Hamburg - Der vom Hamburger SV suspendierte Verteidiger Slobodan Rajkovic erhebt schwere Vorwürfe gegen seinen Trainer Thorsten Fink. In einem Interview mit dem "Hamburger Abendblatt" sagt er über den HSV-Coach: "Unser Trainer lügt. Er hat zwei Gesichter."
Rajkovic, der vor einem Jahr vom FC Chelsea nach Hamburg gewechselt war, wurde in der vergangenen Woche nach einem Handgemenge im Training von Fink suspendiert. Der 23-Jährige war zuvor mit seinem Mitspieler Heung-Min Son aneinander geraten. Leidtragender der Prügelei war Tolgay Arslan, der mit einer Platzwunde vom Feld getragen werden musste.
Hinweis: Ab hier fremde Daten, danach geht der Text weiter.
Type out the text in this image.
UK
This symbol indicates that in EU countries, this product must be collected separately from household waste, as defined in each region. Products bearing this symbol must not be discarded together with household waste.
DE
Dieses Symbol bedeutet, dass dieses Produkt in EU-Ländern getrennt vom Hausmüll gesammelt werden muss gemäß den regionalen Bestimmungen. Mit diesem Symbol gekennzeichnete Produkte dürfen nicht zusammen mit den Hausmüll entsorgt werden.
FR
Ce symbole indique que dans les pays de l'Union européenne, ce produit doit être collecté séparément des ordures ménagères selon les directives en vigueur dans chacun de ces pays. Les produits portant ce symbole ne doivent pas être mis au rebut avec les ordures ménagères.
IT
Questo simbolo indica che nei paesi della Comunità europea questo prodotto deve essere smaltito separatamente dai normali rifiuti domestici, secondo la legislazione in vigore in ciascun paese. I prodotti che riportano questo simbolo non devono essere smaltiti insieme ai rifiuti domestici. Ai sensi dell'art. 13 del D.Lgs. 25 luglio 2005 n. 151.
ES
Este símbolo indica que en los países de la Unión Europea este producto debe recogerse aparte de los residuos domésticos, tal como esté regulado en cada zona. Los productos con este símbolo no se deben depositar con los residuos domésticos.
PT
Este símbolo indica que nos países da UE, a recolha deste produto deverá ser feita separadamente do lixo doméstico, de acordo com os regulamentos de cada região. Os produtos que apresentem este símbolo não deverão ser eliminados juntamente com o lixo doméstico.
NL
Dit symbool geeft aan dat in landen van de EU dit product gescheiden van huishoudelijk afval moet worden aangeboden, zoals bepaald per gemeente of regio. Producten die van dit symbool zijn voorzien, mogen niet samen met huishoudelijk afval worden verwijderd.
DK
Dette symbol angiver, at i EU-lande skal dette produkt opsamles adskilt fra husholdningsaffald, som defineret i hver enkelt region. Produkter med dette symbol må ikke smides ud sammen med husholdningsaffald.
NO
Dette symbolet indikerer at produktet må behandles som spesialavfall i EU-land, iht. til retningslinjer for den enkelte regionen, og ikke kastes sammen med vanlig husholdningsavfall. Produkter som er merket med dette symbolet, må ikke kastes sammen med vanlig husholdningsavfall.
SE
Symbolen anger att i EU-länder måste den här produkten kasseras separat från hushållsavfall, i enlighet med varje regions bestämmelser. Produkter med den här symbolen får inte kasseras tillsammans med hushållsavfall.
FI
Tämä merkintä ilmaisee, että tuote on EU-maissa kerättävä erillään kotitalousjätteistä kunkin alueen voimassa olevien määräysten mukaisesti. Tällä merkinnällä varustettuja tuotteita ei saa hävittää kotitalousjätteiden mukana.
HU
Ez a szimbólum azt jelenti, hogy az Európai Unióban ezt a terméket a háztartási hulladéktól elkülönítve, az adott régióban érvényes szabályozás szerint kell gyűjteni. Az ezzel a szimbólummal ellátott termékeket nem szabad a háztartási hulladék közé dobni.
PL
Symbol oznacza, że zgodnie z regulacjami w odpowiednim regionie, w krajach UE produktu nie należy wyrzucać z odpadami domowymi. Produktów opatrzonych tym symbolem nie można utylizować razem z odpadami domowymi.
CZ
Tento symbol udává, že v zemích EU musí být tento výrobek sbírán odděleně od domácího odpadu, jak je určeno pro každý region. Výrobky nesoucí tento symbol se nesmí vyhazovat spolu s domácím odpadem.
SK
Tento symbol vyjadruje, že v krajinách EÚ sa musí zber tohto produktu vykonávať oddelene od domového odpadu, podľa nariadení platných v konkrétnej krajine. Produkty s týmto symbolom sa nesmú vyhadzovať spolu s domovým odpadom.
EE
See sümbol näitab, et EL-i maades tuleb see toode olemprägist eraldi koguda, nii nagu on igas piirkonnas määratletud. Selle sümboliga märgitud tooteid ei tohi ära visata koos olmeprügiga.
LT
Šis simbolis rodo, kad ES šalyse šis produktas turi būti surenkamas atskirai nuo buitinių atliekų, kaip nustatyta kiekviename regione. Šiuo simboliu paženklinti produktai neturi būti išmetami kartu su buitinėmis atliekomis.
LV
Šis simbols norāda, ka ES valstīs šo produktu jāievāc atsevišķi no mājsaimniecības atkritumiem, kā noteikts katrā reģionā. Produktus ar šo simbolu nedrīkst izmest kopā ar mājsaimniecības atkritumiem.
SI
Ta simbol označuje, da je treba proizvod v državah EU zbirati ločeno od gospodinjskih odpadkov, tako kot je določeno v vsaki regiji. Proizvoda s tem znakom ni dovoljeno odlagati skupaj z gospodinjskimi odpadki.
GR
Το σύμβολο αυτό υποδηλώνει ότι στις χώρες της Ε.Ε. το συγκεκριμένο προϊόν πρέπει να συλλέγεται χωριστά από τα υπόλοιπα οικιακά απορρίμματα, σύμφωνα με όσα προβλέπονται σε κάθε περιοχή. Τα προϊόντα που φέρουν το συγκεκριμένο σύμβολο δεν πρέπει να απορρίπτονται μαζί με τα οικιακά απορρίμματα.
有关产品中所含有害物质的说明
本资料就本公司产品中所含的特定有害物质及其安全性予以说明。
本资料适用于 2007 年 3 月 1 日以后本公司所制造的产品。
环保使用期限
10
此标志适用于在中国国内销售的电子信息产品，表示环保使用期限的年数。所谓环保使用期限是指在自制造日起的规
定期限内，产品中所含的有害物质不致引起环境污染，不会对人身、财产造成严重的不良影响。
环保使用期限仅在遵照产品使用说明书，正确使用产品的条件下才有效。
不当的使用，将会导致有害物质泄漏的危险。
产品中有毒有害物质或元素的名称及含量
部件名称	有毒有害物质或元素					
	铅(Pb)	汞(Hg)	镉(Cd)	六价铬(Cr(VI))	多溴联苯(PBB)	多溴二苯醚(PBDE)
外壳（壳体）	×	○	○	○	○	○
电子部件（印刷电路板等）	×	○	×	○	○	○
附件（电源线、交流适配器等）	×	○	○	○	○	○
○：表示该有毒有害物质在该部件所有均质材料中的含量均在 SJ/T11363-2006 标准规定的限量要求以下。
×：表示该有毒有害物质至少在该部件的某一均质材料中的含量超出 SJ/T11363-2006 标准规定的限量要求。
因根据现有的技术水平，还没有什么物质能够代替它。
Wenn es nach Fink geht, wird Rajkovic kein Spiel mehr für den HSV bestreiten. "Für mich ist klar, dass er nicht mehr zurückkommt," sagte der Coach im Trainingslager in Südkorea, das ohne den Serben stattfindet. Sportchef Frank Arnesen, der schon bei Chelsea mit Rajkovic zusammenarbeitete und den Abwehrspieler für zwei Millionen Euro zum HSV geholt hatte, will sich jedoch noch nicht festlegen. Über einen Rauswurf des Profis könne nur der Vorstand entscheiden, sagte er. Fink reagierte im "Hamburger Abendblatt" zerknirscht: "Ich habe mich eigentlich entschieden, aber trotzdem werde ich mit meinem - in Anführungszeichen - Chef noch mal darüber reden."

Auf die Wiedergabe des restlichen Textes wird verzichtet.